So, I’ve been meditating on and off for a few years now. Had a 90 day streak going in 2014, experimented with binaural beats to enhance my brain waves, studied some Buddhism, have noticed some benefits from meditation, but never was really wowed with it. I just tried to keep with it because so many people swear by it and more importantly there is really good science that shows that it has a host of mental, emotional and physical benefits.
Most of my meditations have been in the category of “insight meditation.” Instead of focusing on a single object as in focus meditation, with insight meditation, you simply sit with a broad awareness and notice things. This technique has really built an understanding of my mind for me, and that has been beneficial in seeing how my mind works and so helps me indirectly. But I really never got wowed myself by it. Until this week.
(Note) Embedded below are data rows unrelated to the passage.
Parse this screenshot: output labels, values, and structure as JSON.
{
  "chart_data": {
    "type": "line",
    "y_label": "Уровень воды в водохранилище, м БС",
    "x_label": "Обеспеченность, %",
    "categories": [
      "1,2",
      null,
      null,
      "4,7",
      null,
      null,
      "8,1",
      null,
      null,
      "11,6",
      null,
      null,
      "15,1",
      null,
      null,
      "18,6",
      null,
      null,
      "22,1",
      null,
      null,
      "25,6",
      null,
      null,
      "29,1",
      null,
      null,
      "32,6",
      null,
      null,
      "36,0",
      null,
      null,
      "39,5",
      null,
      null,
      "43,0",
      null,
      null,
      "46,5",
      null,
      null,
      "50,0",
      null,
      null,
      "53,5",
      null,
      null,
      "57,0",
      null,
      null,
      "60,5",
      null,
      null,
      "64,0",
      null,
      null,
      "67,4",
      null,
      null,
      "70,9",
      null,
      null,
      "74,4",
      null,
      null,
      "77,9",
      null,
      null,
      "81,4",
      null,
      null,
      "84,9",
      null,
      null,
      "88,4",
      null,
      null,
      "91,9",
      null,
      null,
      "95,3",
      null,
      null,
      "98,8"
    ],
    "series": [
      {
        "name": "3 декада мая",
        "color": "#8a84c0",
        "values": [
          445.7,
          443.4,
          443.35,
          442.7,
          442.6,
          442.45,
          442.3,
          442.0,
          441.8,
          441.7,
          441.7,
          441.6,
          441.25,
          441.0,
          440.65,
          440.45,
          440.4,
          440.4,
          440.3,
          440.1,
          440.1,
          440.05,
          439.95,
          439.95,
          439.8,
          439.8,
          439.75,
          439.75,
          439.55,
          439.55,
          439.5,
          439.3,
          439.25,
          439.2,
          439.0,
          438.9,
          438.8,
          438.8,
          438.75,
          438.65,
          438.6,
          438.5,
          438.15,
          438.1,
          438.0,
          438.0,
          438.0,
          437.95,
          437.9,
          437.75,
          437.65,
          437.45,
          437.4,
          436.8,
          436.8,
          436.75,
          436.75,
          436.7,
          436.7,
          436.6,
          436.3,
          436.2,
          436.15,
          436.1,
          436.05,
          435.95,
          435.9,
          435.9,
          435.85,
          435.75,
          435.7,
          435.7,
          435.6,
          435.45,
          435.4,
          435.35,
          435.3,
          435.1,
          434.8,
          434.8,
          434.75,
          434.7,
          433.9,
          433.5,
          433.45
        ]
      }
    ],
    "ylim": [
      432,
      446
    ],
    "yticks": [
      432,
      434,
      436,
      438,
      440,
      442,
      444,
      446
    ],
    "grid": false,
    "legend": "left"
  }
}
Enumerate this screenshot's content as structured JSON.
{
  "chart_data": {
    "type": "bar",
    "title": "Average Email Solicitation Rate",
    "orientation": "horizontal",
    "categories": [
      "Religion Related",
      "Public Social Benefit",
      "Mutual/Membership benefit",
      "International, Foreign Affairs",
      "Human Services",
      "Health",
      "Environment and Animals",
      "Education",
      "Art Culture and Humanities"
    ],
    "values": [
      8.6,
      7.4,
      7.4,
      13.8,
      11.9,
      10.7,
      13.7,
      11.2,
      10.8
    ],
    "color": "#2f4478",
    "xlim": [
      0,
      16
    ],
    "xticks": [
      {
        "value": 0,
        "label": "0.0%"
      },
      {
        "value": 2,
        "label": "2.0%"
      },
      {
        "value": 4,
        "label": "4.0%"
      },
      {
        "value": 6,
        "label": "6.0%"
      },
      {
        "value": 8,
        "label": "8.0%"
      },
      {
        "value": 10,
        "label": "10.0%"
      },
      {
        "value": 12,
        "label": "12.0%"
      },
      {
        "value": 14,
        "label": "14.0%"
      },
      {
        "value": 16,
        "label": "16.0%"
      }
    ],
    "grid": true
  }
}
Even though I’ve read from sources that you really should build your insight meditation on top of an already good focus practice, I kind of skipped that step. Now I can see I made a mistake. But this week I made a shift to focus meditation in a way I never have before. I committed to it. This came from noticing for the thousand millionth time how unfocused my life and mind are in general. I had never really succeeded at focus meditation. My mind always wandered, I couldn’t keep with it.
But this past Monday, I went to a local Sangha in Bangkok and the monk as he was preparing us for a half hour meditation mentioned something I had never heard before and it struck me with force. He said, when you sit and watch the breath, don’t sit with the idea of the breath, but rather notice and experience the physical sensation of the breath. That seemed interesting, so I decided to try it out.
As I sat that night, I had a fantastically focused experience for a half hour. I stayed watching my physical experience, and that almost completely divorced my mind from thought. I was able to simply sit and watch my breath with my entire mind most of the time, fascinated by the nuances of each moment of every breath. The translation from thinking about focusing on my breath as a mental exercise to actually focusing on my breath as a complete experience, crucially including the feeling of the air moving through my body in each moment, brought me incredibly present.
This was a huge breakthrough. Not only am I able to “succeed” at staying focused throughout the meditation, but I am now actually seeing the much vaunted benefits of meditation appear in my life firsthand. My mind is incredibly more focused and clear after meditating in this way. It feels rested and sharp. And by developing this insane focus for 20 minutes each day in the morning, the rest of the day I stay on task much easier. The ability to leave my thoughts and go into my body even makes sex better, I noticed today. Way better.
This evening as usual, at around 7:30pm, my brain was tired and I felt like tuning out and going into the downward “going to bed” mentality that usually eclipses my evenings. So I tried an experiment. I sat down with my little Buddha candle in front of me and did another 20 minute session. When I came out of it and sat down in front of my computer to finish watching Bill Maher, I realized I would rather study Thai. I did so for a half hour, and then I stopped and poured a glass of bourbon.
Then I remembered I was going to blog about meditation. So I just banged this post out too. This is remarkable for me, these two small bits of productivity, because they both involved concentration at some level and focus, something that normally at this time of night, just aren’t there for me. And the motivation, forget about it normally. But after round 2 of meditation, bang, there it is. Hmm.
Remarkable! I recommend you add this trick to your meditations if you are not already experiencing success in focus meditation or find your mind wandering excessively. Just watch the breath as a full experience, and stop thinking about watching the breath. Get fascinated by it. I’m excited! I feel like meditating more and more… quite interesting.